Polícia

Acidente com grupo Mr. Bobby fere músicos vindos de show para Holyfield

E foi da maneira  surpreendente que o pior exemplo da má combinação entre álcool e direção  pousou em frente aos agentes da Transalvador, na forma de um grave acidente, com componentes de cinema.

Por volta da meia-noite, os primeiros motoristas eram abordados e convidados a soprar o bafômetro, em um dos dois pontos de fiscalização da cidade, na Avenida Antonio Carlos Magalhães.
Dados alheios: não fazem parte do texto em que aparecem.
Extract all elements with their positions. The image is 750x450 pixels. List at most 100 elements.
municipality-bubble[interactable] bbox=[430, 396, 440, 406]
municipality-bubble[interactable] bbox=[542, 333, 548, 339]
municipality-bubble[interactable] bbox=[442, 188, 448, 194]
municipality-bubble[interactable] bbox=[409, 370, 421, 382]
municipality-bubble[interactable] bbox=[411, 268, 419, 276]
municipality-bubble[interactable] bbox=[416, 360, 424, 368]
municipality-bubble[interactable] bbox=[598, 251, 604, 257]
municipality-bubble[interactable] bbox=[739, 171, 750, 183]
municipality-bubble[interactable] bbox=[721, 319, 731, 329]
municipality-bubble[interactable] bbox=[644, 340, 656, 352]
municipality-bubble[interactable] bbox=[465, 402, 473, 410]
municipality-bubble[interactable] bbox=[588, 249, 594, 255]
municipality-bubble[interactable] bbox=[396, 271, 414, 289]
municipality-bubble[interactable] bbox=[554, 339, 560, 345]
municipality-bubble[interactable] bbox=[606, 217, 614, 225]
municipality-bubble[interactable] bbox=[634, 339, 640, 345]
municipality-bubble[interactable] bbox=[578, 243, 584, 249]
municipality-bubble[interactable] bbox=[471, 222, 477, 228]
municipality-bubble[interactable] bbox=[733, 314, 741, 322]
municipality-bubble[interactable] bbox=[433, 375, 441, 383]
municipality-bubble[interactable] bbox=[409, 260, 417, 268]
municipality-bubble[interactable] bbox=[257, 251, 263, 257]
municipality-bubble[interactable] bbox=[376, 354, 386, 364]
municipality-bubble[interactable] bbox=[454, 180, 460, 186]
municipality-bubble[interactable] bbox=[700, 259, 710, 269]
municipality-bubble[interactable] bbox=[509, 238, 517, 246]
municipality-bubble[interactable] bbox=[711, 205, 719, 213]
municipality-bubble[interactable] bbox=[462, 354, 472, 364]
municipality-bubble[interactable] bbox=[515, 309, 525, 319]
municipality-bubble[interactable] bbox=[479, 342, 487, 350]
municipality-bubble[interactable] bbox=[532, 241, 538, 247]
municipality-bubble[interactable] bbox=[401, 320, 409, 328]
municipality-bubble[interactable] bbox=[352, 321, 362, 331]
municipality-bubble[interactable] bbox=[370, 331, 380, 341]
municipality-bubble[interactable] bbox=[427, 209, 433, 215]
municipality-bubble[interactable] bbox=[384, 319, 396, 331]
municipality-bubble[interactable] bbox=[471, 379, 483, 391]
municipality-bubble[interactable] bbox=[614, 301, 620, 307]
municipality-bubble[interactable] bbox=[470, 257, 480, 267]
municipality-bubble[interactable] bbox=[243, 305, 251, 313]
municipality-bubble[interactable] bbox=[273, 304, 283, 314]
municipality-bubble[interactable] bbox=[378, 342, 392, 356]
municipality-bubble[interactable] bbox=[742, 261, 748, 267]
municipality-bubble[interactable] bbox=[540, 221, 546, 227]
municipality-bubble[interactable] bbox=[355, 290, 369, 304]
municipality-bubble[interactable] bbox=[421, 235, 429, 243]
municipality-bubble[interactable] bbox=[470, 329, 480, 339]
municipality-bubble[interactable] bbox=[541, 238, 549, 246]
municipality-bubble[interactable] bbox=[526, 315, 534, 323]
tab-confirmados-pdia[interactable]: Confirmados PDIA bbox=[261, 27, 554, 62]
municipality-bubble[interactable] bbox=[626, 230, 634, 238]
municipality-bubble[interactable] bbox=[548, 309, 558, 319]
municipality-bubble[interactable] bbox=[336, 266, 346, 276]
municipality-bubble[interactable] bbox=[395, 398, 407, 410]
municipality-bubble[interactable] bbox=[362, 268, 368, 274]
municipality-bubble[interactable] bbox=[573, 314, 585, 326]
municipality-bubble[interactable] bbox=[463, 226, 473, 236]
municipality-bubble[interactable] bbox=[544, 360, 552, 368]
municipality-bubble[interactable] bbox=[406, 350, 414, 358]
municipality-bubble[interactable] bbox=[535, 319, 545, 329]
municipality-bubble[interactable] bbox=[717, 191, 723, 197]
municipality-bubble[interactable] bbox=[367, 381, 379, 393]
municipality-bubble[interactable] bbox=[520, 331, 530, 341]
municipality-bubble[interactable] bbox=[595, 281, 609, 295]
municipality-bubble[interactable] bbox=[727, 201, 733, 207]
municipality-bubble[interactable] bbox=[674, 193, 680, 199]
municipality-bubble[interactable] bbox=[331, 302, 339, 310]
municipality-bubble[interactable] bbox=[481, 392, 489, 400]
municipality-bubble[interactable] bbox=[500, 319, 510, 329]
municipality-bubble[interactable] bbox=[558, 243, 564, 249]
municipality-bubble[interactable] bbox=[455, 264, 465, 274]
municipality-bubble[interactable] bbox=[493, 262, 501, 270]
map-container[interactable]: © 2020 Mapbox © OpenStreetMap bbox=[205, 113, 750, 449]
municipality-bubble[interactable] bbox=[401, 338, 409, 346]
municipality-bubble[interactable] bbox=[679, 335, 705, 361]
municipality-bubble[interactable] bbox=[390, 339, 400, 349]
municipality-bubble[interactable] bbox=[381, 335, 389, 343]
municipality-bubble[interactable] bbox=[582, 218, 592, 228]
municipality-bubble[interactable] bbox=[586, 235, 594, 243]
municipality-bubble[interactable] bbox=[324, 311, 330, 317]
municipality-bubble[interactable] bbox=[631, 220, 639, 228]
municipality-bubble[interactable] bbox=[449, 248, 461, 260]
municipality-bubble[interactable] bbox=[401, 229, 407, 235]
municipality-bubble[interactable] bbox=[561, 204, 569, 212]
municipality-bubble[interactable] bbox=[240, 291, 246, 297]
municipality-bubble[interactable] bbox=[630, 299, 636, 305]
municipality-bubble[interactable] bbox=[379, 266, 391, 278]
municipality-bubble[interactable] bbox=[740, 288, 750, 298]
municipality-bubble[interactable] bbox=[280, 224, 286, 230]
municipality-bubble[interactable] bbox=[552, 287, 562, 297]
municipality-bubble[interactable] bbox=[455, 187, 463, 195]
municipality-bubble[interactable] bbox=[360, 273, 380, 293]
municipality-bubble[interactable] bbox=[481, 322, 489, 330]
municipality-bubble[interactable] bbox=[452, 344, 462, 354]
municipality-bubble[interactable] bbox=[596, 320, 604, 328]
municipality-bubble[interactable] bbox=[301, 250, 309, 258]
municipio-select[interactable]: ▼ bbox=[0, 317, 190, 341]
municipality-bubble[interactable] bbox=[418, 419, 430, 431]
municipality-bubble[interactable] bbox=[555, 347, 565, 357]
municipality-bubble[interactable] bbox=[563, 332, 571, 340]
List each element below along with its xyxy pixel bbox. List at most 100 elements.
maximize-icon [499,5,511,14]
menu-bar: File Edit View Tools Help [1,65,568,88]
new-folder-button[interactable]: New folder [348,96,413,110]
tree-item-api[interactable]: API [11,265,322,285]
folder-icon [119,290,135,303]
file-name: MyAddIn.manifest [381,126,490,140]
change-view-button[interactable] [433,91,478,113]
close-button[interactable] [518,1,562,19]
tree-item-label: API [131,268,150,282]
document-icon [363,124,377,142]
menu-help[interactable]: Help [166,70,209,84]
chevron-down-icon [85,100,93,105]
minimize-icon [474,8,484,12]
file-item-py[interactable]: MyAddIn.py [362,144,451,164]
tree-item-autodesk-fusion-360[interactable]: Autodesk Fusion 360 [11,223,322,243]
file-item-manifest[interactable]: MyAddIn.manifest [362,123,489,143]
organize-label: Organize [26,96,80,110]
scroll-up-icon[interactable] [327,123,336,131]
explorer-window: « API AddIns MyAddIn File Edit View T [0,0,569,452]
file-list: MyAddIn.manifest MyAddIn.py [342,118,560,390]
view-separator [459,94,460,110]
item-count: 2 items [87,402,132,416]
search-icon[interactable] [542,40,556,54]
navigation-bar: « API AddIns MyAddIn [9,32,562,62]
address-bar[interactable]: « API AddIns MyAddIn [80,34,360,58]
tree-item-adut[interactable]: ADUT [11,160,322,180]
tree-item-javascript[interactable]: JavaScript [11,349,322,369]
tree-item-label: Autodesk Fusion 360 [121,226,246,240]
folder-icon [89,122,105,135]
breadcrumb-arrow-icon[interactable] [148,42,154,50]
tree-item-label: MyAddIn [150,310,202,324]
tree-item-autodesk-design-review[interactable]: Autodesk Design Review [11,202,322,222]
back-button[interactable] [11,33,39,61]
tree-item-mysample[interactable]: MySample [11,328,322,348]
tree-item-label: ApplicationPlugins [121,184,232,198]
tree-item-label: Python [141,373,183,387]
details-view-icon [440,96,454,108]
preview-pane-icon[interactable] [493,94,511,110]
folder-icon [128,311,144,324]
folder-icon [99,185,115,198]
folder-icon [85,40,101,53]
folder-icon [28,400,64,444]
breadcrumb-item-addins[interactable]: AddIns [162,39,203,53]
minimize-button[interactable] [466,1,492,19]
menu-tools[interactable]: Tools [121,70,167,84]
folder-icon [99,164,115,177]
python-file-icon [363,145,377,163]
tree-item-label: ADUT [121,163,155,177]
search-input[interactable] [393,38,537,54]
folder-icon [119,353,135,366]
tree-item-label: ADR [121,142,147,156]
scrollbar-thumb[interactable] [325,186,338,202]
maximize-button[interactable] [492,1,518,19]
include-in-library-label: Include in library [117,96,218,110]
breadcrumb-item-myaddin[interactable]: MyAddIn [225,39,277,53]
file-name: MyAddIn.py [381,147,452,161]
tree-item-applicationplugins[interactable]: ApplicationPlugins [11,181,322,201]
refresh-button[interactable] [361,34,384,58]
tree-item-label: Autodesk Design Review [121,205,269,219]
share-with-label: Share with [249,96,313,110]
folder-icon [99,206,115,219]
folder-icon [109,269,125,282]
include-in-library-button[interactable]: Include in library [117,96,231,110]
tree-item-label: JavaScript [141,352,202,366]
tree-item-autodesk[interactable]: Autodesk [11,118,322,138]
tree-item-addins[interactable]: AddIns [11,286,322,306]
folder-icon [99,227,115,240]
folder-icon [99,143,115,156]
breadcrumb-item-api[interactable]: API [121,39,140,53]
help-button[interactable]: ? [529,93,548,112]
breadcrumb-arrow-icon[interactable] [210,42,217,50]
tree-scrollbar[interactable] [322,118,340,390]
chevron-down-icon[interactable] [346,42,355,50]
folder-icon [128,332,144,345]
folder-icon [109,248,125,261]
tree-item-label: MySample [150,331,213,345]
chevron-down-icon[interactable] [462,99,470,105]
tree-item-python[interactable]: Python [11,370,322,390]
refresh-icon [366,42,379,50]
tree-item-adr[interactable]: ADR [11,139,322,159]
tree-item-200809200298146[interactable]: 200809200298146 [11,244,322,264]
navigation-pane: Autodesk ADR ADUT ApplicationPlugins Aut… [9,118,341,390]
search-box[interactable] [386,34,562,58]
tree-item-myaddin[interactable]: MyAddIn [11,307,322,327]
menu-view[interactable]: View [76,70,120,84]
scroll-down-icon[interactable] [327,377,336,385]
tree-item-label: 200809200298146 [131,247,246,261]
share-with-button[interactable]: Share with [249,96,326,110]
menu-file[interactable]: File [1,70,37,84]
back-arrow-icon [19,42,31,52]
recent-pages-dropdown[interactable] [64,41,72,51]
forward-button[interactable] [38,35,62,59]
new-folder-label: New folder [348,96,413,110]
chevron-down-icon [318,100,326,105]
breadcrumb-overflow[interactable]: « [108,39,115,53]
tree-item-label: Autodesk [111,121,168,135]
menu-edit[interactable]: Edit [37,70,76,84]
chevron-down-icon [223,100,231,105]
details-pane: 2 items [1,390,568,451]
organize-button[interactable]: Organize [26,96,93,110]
Foi quando o motorista de uma Sprinter branca, com 13 pessoas, perdeu o controle do lado oposto da rua, alçou um pequeno voo sobre a pista e tombou, se arrastando por mais de 50 metros.

Os passageiros do veículo, de placa JJB-5128, original de Feira de Santana, eram  integrantes da banda de pagode Mr. Bobby, criada este ano, e voltavam do show beneficente Levanta Campeão, em prol do lutador Reginaldo Holyfield, realizado no espaço Boka Music, na Liberdade.

“A Rave e a Mr. Bobby (idealizadoras do evento) fizeram show, mas quando os convidados estavam prestes a se apresentar soubemos do ocorrido e foi tudo cancelado”, contou Alan Mota, tecladista do grupo O Bumm.

Socorro

Socorridos pelos 12 agentes e policiais que atuavam na blitz, os passageiros foram retirados do carro em pânico.  “Foi muito rápido. Começou a embolar tudo”, disse o vocalista Domingos Alfredo Costa Filho, 26 anos, o Bobby.

Dois passageiros tiveram ferimentos graves no ombro, com exposição óssea. O percussionista Jucival da Mota e o guitarrista Uelson Santana, 15, foram encaminhados ao Hospital Geral do Estado. Uelson foi transferido para a Clínica Ortopédica Traumatológica (COT) e, de acordo com a ex-produtora da banda, Tâmara Costa, 26, ambos passaram por cirurgia plástica, ontem, para reconstituir o tecido.

O motorista, que vestia uma camisa do Bahia, aproveitou o tumulto e fugiu. Segundo Nelson Custódio, empresário da banda A Rave, ele localizou o condutor do veículo – cujo nome não foi divulgado – que teria garantido que  se apresentaria à polícia ainda ontem. De acordo com as vítimas, ele bebeu  no evento e dirigia em alta velocidade.

“Quando a gente saiu de lá eu percebi que ele estava correndo muito. Todo mundo falou pra ele ir mais devagar”, contou o baterista da banda, Ronaldo Santana.

Por conta do acidente, a fiscalização  na ACM teve apenas um terço das abordagens com relação ao outro ponto de blitz, na Av. Magalhães Neto. Foram 90 motoristas parados contra 28 do primeiro local, totalizando 118 situações.

Apesar da ampla divulgação da volta das blitze, 14 motoristas foram autuados com base na Lei Seca, mas todos se recusaram a soprar o bafômetro. “O pessoal agora tem conhecimento de que pode não soprar. Antes, o número  de crimes de trânsito  era superior”, contou a supervisora da fiscalização na Magalhães Neto.

Um motorista que se recusou a soprar o aparelho confessou ter tomado uma garrafa de vinho. “Eu recuso porque estou bem”, disse o condutor, que apresentava sinais evidentes de embriaguez, e preferiu não se identificar. 

Apesar de ter como foco o consumo de álcool, outras infrações foram flagradas nas blitze: 13 carteiras  de habilitação foram apreendidas, 15 carros removidos e 25 autos de infrações registrados. Informações do Correio.